LLM Interaction Playbook
This playbook provides deterministic, SDK-aware patterns for LLM workflows that need reproducible behavior, traceable decisions, and operational review loops.
1) Prompt Contract Template
Define a strict contract for each task:
task_id: claim_adjudication_v1
objective: Decide approve/deny with rationale
inputs:
- claim_text: string
- policy_refs: [string]
constraints:
- output must be valid JSON
- rationale must cite at least 1 policy reference
output_schema:
decision: enum[approve, deny]
confidence: float[0,1]
rationale: string
citations: [string]
Use the same task_id as DecisionSnapshot(function_name=...) so replay and analytics are stable.

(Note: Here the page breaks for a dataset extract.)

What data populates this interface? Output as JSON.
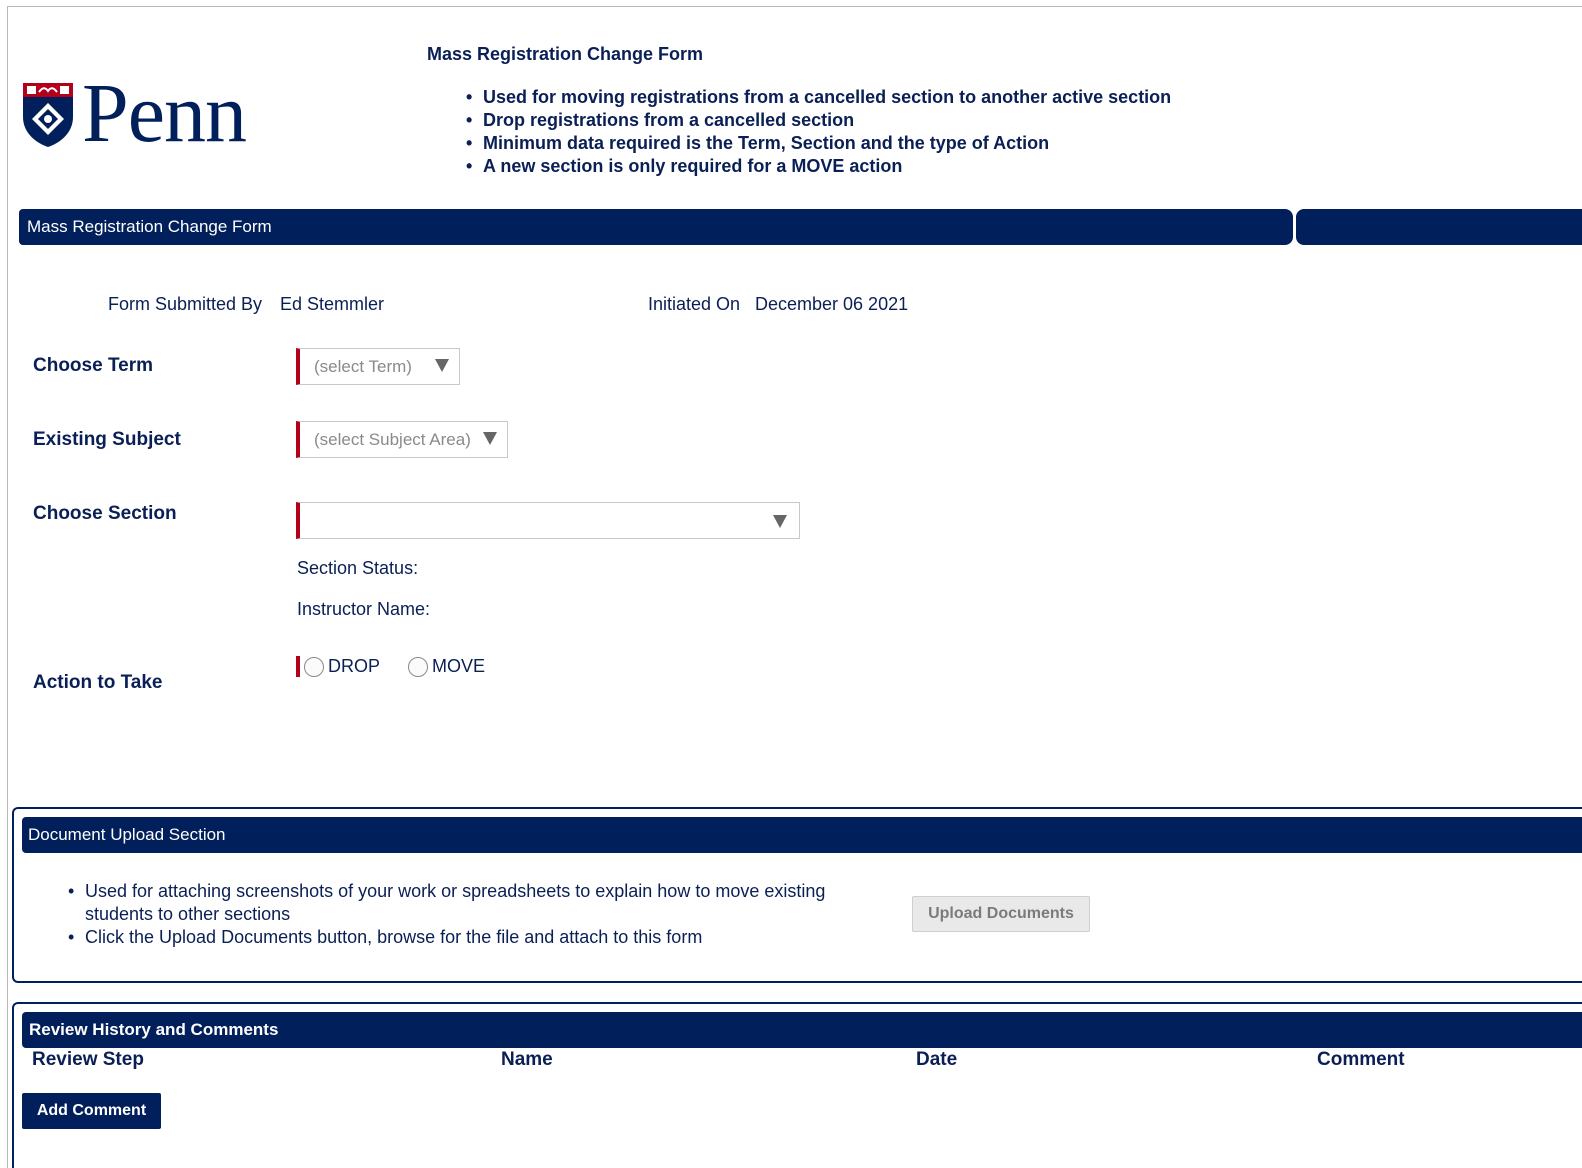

2) Schema-First Output Enforcement
Always validate model output structure before business use.
import json
import briefcase_ai
briefcase_ai.init()
def parse_model_output(raw: str) -> dict:
payload = json.loads(raw)
required = {"decision", "confidence", "rationale", "citations"}
missing = required - payload.keys()
if missing:
raise ValueError(f"missing fields: {sorted(missing)}")
return payload
3) Validation-Before-Execution Pattern
If prompts reference versioned knowledge, validate first.
from briefcase.validation import PromptValidationEngine
validator = PromptValidationEngine()
report = validator.validate(prompt)
if report.status != "passed":
raise RuntimeError({"status": report.status, "errors": [e.message for e in report.errors]})

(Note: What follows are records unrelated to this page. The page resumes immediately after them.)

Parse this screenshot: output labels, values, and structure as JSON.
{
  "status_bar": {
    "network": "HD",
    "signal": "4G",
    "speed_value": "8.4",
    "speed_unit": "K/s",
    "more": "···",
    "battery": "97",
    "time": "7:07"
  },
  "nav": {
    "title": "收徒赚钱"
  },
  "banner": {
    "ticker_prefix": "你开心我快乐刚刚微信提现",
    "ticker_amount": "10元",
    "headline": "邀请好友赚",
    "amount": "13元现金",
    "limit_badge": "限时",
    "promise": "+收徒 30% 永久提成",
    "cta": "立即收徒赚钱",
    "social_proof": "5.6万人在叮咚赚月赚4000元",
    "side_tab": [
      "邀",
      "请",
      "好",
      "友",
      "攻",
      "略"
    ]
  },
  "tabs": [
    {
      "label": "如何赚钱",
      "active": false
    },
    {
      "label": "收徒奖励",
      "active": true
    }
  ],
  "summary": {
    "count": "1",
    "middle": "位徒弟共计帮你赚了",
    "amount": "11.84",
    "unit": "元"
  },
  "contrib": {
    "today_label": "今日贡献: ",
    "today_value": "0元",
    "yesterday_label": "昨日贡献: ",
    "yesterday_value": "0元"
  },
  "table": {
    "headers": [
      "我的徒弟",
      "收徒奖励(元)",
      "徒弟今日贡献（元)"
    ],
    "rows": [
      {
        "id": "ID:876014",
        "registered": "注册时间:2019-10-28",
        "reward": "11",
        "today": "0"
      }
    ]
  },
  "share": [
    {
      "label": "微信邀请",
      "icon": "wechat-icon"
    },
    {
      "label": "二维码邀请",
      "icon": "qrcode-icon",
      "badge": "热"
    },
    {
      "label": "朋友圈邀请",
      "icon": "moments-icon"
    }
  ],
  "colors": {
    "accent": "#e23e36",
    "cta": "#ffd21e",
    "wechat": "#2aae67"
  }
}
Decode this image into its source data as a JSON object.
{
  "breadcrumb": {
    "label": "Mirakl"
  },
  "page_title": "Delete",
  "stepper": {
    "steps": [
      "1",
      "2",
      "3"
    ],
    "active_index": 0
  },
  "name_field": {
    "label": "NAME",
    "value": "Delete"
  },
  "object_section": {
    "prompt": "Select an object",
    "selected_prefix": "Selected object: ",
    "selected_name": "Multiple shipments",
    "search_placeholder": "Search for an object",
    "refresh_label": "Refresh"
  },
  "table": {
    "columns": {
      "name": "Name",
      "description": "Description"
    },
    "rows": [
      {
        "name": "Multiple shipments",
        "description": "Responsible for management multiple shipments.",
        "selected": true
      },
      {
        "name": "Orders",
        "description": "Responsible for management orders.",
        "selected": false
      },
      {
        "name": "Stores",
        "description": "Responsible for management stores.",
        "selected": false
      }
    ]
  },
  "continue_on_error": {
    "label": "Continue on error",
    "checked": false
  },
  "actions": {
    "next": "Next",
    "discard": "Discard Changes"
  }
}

4) Capture Every Decision Snapshot
decision = briefcase_ai.DecisionSnapshot("claim_adjudication_v1")
decision.add_input(briefcase_ai.Input("prompt", prompt, "string"))

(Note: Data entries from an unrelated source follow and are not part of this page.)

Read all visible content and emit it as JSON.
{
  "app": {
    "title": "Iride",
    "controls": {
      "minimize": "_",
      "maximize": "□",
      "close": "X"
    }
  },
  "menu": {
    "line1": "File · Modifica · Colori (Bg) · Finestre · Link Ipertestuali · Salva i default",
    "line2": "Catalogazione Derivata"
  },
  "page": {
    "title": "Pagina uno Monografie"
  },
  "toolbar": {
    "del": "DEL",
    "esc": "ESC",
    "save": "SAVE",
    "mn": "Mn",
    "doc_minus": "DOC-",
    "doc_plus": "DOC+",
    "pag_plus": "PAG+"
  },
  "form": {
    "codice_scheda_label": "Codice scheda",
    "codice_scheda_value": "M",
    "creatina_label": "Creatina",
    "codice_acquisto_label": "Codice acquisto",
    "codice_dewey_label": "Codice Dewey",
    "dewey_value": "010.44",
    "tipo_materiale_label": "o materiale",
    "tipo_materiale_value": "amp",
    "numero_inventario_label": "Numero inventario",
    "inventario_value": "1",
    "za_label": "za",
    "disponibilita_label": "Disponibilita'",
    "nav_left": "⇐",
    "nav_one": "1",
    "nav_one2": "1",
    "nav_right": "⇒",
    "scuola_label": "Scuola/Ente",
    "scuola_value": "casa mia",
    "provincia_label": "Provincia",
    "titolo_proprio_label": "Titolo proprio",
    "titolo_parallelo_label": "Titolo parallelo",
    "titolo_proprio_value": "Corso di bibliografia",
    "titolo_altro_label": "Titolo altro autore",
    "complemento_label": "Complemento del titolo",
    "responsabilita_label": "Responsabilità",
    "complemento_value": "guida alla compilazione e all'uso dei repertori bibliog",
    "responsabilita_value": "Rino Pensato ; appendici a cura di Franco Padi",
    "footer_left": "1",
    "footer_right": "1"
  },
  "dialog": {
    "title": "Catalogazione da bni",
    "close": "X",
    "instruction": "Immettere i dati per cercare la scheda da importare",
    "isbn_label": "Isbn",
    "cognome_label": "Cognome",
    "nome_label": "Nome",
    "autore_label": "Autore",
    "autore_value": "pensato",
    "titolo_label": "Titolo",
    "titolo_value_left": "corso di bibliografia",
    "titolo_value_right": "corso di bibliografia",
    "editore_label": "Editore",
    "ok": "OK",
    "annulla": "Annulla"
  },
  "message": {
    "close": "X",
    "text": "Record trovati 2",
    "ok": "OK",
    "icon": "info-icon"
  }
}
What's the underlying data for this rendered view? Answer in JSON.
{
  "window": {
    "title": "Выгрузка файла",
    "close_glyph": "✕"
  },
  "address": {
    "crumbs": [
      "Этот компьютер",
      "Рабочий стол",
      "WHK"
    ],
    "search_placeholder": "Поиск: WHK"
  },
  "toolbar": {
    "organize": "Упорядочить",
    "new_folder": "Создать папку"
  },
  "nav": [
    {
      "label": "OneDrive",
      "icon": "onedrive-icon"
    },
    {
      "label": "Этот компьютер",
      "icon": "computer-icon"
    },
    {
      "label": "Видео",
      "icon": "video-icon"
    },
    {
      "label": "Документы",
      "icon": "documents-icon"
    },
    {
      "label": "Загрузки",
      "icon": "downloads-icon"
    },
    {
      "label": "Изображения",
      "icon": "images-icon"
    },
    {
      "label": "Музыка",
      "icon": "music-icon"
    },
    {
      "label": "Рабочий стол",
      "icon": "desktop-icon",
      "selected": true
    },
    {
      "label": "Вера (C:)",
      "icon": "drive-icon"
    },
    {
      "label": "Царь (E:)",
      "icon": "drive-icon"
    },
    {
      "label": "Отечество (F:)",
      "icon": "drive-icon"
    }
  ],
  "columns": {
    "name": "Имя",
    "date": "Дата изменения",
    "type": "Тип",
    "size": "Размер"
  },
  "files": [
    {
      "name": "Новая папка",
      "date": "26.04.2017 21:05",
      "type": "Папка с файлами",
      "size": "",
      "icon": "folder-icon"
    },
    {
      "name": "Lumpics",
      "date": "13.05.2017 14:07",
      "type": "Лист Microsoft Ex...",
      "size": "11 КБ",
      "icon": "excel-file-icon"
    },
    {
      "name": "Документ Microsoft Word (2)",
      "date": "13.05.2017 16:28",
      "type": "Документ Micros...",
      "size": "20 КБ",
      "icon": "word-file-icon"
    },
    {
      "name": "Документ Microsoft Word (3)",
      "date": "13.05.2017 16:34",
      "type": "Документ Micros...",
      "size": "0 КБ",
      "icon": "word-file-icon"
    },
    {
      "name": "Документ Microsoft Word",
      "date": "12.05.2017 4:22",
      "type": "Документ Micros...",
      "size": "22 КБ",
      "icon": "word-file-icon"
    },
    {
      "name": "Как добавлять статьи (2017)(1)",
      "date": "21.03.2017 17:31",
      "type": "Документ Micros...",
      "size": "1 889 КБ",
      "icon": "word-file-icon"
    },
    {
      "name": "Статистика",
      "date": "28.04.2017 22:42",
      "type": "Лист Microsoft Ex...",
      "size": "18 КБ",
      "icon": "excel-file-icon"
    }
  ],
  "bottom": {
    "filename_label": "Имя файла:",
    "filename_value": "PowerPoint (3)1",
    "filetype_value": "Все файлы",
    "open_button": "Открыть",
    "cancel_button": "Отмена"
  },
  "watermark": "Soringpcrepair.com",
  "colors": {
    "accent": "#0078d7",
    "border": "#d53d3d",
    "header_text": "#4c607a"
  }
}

decision.add_input(briefcase_ai.Input("model", "gpt-4", "string"))
output = briefcase_ai.Output("response", raw_response, "string")
output.with_confidence(0.92)
decision.add_output(output)
decision.add_tag("workflow", "prior_auth")
decision.add_tag("tenant", "example_tenant")
Store it:
store = briefcase_ai.SqliteBackend.in_memory()
decision_id = store.save_decision(decision)
5) Correlation IDs and Tracing
For multi-step chains, attach one correlation ID across all steps.
from briefcase.correlation import briefcase_workflow
with briefcase_workflow("prior_auth", client) as workflow:
# agent A -> agent B -> decision capture
pass
Recommended tags/attributes:
workflowcorrelation_idtenantmodelvalidation.mode
6) Retry and Error Envelope Standard
Return structured failures, not free-form strings:
{
"ok": false,
"error_type": "validation_failed",
"retryable": false,
"details": {
"code": 409,
"reference": "policies/medicare.pdf"
}
}
Retry policy defaults:
- transport timeouts: retry with exponential backoff
- schema validation failures: do not blindly retry; regenerate with stricter system prompt
- knowledge resolution failures: fail fast and escalate
7) Deterministic Replay Regression Loop
Use replay after prompt/model changes:
engine = briefcase_ai.ReplayEngine(store)
result = engine.replay(decision_id, "strict")
For change analysis across revisions:
- replay representative snapshots
- compare outputs and confidence
- gate rollout if drift exceeds threshold
8) Minimal Server API Flow
POST /api/v1/decisionsPOST /api/v1/replay/{id}POST /api/v1/diff
Use stable IDs and tags in all requests for joinability.
9) Minimal WASM Flow
import { init, JsDecisionSnapshot, JsMemoryStorage } from "briefcase-wasm";
await init();
const d = new JsDecisionSnapshot("chat_completion");
d.add_input("prompt", "Summarize this", "string");
d.add_output("response", "Summary", "string");
const mem = new JsMemoryStorage();
const id = mem.save_decision(d);
10) Safe Defaults
- Use explicit schemas for every LLM output.
- Validate prompt references before execution when using external knowledge.
- Record every request/response pair with a snapshot.
- Use strict replay mode for release candidates.
- Keep one canonical prompt contract per function name.
Anti-Patterns
- Parsing natural-language output without schema checks.
- Mixing multiple task intents under one
function_name. - Running retries that hide deterministic validation failures.
- Using transient identifiers that prevent replay correlation.